Uhoh stepped out from behind him and gazed at the roaring flames that was once the chicken coop. "It a good thing we get out before he nail door shut," he commented as he squeezed milk from his beard. "That two times we nearly killed already. We not listen to Glabella no more."
"What I do?" Glabella shouted from inside the barn.
"You no have luck picking inn. Slagd find us in Pig Mud Inn yesterday, nearly catch me. Lucky I got lots of nice pig mud on me, slip away like worm," he laughed, wriggling in imitation of his narrow escape the day before. "Now Chicken Inn burn down. Lucky I decide to milk nice cow for breakfast, before it go bang!"
"I say we milk cow!" Lumpo argued. "Me got lots of luck that way."
He sniffed the air. "I be glad when nice man get back with bacon," he commented.
"You eat too much," Uhoh said.
"Do not!" Lumpo protested.
"You eat two chickens last night. Now you hungry again," Uhoh accused as he turned and entered the barn.

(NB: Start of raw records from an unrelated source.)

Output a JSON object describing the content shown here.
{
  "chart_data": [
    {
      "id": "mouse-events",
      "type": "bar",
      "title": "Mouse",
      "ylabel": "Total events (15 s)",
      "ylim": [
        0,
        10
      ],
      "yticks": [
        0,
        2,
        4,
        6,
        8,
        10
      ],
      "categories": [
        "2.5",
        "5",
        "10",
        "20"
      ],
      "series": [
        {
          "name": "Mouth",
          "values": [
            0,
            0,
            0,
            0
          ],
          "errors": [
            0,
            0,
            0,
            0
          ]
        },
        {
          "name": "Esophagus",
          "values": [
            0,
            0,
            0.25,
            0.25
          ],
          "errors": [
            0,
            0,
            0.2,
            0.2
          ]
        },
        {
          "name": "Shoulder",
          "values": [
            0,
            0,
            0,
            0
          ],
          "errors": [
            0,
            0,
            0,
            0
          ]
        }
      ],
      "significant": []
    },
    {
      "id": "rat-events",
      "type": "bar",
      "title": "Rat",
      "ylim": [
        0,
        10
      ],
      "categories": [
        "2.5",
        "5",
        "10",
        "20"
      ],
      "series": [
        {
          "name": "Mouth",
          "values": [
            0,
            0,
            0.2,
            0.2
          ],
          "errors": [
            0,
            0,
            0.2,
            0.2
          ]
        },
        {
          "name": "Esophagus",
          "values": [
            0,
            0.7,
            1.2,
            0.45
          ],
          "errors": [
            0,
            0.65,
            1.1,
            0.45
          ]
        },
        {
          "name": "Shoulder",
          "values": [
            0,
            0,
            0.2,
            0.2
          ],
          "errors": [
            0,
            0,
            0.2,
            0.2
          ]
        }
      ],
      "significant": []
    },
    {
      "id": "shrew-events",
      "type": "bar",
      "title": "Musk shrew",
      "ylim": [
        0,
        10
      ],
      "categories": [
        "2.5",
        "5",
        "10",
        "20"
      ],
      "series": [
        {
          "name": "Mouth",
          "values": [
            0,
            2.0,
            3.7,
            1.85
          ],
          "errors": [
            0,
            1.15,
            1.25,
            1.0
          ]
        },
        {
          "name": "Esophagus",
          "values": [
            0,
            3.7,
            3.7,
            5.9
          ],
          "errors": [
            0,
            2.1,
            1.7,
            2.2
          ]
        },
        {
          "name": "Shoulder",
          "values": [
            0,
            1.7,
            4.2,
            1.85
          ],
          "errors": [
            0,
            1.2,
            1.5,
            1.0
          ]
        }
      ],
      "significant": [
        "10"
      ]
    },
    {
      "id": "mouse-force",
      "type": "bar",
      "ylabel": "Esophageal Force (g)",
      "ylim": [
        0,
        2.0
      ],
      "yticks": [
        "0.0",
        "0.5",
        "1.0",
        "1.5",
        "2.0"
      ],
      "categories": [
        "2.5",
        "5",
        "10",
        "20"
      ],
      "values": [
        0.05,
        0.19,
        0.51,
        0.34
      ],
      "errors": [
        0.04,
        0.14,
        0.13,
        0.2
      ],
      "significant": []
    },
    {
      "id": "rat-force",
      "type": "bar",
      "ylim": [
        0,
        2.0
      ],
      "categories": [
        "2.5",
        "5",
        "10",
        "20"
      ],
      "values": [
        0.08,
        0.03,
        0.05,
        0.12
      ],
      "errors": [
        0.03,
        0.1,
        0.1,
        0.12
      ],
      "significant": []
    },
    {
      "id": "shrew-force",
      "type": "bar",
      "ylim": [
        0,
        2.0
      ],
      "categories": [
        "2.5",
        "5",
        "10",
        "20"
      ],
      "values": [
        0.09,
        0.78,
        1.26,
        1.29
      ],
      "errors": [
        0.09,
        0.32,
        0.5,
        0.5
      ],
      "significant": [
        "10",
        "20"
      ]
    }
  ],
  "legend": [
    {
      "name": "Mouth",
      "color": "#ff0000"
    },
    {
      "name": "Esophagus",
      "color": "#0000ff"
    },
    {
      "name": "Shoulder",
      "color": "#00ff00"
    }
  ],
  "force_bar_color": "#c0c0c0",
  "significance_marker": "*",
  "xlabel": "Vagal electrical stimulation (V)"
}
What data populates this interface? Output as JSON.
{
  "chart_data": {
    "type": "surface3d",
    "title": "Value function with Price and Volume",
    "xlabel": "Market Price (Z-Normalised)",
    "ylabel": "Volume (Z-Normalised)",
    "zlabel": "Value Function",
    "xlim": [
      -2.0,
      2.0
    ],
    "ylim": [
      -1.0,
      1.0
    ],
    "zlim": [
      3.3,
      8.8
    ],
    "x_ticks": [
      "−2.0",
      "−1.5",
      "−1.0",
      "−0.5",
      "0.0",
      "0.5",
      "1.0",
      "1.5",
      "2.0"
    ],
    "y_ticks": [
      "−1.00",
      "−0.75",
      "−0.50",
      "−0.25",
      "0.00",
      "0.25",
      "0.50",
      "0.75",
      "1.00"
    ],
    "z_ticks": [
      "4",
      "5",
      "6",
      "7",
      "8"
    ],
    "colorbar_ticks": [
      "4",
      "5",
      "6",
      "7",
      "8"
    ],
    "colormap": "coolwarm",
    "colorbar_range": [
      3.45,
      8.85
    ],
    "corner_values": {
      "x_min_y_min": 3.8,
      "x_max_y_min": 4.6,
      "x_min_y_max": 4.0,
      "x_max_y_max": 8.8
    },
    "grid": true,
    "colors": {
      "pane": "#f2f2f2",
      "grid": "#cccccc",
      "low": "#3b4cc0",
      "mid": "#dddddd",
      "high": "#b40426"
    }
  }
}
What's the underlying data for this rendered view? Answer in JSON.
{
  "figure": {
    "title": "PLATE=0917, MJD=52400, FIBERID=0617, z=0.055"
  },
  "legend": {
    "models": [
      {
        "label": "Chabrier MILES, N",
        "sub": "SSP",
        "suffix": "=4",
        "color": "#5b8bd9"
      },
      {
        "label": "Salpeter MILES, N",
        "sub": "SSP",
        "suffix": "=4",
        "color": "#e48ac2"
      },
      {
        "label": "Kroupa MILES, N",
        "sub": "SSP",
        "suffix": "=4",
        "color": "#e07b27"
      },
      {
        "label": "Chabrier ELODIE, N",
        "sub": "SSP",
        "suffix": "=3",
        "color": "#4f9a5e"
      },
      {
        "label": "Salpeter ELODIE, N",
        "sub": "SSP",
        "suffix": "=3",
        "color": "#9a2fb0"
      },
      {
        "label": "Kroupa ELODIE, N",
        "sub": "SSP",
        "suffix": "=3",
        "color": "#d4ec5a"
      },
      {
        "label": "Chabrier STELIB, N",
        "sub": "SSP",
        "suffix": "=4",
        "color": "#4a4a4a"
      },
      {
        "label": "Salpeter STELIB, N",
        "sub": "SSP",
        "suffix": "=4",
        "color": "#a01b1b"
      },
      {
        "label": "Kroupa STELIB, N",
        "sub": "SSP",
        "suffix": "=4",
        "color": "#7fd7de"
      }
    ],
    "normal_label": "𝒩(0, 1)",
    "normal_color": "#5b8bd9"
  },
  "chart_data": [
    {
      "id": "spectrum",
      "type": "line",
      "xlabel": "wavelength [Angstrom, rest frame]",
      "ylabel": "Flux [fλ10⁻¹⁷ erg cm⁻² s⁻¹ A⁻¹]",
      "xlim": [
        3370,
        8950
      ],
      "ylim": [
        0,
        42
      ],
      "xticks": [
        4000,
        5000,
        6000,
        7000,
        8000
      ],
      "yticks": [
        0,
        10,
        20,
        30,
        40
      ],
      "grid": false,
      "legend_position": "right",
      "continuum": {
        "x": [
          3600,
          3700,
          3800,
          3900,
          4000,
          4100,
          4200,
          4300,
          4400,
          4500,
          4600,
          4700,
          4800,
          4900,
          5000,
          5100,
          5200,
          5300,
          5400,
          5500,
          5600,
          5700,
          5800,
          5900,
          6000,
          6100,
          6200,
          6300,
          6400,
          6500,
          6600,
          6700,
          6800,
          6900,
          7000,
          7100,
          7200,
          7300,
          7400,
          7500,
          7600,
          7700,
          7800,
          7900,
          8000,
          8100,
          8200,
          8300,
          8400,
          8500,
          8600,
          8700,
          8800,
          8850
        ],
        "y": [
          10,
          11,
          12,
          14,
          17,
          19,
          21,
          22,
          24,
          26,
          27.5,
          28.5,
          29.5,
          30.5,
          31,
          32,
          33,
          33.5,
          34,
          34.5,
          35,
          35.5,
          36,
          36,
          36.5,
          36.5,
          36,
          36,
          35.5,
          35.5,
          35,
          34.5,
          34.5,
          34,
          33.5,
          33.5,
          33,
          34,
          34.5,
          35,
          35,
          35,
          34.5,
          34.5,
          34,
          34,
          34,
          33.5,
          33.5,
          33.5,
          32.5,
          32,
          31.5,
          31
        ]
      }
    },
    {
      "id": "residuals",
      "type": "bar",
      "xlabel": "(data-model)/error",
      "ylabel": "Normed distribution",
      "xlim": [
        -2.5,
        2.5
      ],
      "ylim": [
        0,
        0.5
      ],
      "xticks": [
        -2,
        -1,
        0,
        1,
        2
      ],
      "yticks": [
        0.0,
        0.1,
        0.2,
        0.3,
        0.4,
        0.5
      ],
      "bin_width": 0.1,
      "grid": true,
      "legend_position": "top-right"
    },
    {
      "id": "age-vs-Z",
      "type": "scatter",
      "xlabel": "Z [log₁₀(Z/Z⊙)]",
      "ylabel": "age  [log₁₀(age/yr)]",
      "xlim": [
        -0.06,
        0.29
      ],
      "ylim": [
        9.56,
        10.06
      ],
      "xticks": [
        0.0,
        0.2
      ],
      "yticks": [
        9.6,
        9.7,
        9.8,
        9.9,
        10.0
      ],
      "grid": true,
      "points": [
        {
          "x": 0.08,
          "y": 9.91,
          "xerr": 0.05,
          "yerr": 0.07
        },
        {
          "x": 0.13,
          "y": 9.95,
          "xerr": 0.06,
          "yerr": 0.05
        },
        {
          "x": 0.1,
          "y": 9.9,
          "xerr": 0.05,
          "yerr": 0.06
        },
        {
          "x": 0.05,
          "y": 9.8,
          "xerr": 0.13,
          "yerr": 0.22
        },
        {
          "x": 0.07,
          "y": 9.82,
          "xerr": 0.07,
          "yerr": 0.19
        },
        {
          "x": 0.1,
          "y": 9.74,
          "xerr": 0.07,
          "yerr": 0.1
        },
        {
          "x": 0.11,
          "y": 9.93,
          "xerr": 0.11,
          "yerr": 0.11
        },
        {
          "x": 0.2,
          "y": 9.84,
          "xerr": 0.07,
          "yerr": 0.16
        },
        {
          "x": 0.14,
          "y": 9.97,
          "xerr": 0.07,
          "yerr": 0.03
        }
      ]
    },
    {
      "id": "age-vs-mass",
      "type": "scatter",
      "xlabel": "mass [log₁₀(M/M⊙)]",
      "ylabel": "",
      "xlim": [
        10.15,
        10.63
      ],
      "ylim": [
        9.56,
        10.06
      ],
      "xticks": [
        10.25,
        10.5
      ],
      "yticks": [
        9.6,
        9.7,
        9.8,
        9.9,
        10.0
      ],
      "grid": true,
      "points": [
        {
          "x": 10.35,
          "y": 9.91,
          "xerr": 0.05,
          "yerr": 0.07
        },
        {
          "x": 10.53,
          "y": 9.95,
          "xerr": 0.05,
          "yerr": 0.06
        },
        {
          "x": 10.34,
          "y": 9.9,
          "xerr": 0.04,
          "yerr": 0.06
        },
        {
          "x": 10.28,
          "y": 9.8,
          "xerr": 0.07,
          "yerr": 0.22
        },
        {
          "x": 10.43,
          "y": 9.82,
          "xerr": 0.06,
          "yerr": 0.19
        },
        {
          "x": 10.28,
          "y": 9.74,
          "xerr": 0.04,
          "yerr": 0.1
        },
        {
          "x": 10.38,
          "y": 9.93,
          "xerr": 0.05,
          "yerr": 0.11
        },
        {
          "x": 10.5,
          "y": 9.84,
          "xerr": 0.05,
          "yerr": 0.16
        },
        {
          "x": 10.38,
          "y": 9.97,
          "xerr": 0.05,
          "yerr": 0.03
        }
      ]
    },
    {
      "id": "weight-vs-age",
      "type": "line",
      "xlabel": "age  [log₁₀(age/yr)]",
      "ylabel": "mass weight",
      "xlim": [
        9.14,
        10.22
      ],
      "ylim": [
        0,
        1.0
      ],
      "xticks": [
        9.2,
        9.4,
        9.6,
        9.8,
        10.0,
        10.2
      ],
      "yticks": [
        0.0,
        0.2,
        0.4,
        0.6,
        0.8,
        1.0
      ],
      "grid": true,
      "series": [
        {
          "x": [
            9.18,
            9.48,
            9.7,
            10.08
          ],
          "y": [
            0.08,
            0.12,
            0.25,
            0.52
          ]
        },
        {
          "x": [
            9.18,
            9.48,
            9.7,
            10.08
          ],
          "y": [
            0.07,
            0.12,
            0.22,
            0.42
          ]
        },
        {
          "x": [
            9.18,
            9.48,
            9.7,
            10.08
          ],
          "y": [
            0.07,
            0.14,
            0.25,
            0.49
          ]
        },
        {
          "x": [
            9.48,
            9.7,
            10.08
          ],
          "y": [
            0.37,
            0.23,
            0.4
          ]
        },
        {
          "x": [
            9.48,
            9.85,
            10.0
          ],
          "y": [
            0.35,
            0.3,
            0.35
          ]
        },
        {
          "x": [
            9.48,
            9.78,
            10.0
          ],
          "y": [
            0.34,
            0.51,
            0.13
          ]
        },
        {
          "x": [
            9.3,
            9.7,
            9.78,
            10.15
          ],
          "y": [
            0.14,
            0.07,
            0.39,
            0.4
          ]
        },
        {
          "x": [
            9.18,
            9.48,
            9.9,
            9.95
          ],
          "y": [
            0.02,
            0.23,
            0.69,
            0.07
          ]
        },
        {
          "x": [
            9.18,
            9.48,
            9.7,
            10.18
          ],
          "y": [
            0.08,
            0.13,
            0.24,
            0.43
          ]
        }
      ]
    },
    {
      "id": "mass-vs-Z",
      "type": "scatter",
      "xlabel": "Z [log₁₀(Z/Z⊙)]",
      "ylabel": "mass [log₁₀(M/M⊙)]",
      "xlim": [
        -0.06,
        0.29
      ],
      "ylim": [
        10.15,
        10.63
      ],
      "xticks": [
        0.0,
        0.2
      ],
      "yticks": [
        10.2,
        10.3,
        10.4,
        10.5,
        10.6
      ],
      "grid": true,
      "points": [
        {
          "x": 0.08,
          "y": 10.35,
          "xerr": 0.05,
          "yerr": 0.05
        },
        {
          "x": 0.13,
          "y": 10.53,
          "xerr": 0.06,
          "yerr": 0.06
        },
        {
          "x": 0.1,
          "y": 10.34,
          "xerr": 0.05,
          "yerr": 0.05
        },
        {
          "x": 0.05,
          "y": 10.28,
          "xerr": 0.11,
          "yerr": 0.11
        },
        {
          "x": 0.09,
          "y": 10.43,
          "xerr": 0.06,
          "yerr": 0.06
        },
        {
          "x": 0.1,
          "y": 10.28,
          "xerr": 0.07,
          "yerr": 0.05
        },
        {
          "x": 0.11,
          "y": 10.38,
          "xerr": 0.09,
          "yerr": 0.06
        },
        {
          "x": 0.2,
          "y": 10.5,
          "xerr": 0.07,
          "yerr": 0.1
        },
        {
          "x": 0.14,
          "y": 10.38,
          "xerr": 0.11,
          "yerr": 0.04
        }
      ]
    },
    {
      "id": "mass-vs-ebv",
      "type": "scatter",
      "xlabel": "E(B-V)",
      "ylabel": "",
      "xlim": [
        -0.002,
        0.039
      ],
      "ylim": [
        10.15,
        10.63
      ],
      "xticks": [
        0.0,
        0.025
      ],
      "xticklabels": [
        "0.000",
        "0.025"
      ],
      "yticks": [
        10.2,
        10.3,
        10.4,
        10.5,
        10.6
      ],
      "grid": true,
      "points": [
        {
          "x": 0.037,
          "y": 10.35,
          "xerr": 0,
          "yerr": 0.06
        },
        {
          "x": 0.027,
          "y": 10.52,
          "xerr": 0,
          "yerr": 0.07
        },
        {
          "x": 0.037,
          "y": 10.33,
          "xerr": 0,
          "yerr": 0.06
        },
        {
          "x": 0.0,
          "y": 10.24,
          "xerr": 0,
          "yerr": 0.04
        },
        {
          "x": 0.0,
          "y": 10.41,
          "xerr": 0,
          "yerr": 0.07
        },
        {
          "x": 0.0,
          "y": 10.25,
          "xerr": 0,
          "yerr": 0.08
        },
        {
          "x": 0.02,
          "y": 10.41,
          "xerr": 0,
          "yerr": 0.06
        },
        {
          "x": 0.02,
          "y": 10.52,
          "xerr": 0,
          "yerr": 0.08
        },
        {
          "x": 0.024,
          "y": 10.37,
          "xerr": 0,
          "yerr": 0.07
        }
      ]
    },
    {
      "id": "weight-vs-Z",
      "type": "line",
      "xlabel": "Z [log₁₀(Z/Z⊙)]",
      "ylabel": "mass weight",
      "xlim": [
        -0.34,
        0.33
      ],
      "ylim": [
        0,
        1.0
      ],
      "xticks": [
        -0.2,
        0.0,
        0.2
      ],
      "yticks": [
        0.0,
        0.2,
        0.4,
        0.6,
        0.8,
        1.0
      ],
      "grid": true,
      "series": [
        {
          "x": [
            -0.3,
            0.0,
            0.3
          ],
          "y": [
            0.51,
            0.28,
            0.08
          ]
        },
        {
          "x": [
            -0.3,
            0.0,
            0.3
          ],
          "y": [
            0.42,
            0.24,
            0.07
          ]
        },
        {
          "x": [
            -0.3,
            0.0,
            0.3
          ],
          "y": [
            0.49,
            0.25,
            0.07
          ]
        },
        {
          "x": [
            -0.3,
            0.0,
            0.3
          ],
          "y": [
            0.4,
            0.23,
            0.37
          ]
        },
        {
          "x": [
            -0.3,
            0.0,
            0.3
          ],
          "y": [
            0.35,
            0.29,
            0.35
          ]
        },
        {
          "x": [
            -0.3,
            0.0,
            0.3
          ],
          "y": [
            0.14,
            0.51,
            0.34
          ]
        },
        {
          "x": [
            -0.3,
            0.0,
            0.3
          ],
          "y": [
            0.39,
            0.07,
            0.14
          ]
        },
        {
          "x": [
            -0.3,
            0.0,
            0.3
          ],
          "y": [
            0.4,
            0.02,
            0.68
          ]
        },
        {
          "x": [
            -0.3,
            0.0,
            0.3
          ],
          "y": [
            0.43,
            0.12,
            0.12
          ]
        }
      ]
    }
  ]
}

"Do not! I only eat two chickens," Lumpo said as he followed Uhoh.
"Ha! I see you eat two chickens. You not deny it."
"Two chickens? I only eat two, not more than two."
Slowly, the barn door closed as the burning ruin of the chicken coop spit and hissed in the rain.
15
As Seamus Gavin skidded to a stop outside the door to the library, a sheaf of papers spilled from his large leather portfolio and fluttered in all directions. He stooped and hurriedly gathered them, only to have the pair of heavy books that he held precariously under one arm slip and tumble noisily to the floor. All the while, he muttered "Sorry, so sorry," even though he was quite alone in the hall.
While he fumbled on the floor for his things, the door to the library opened, spilling a warm light into the hall. Seamus peered up and puffed at the loose gray hairs dangling in his eyes.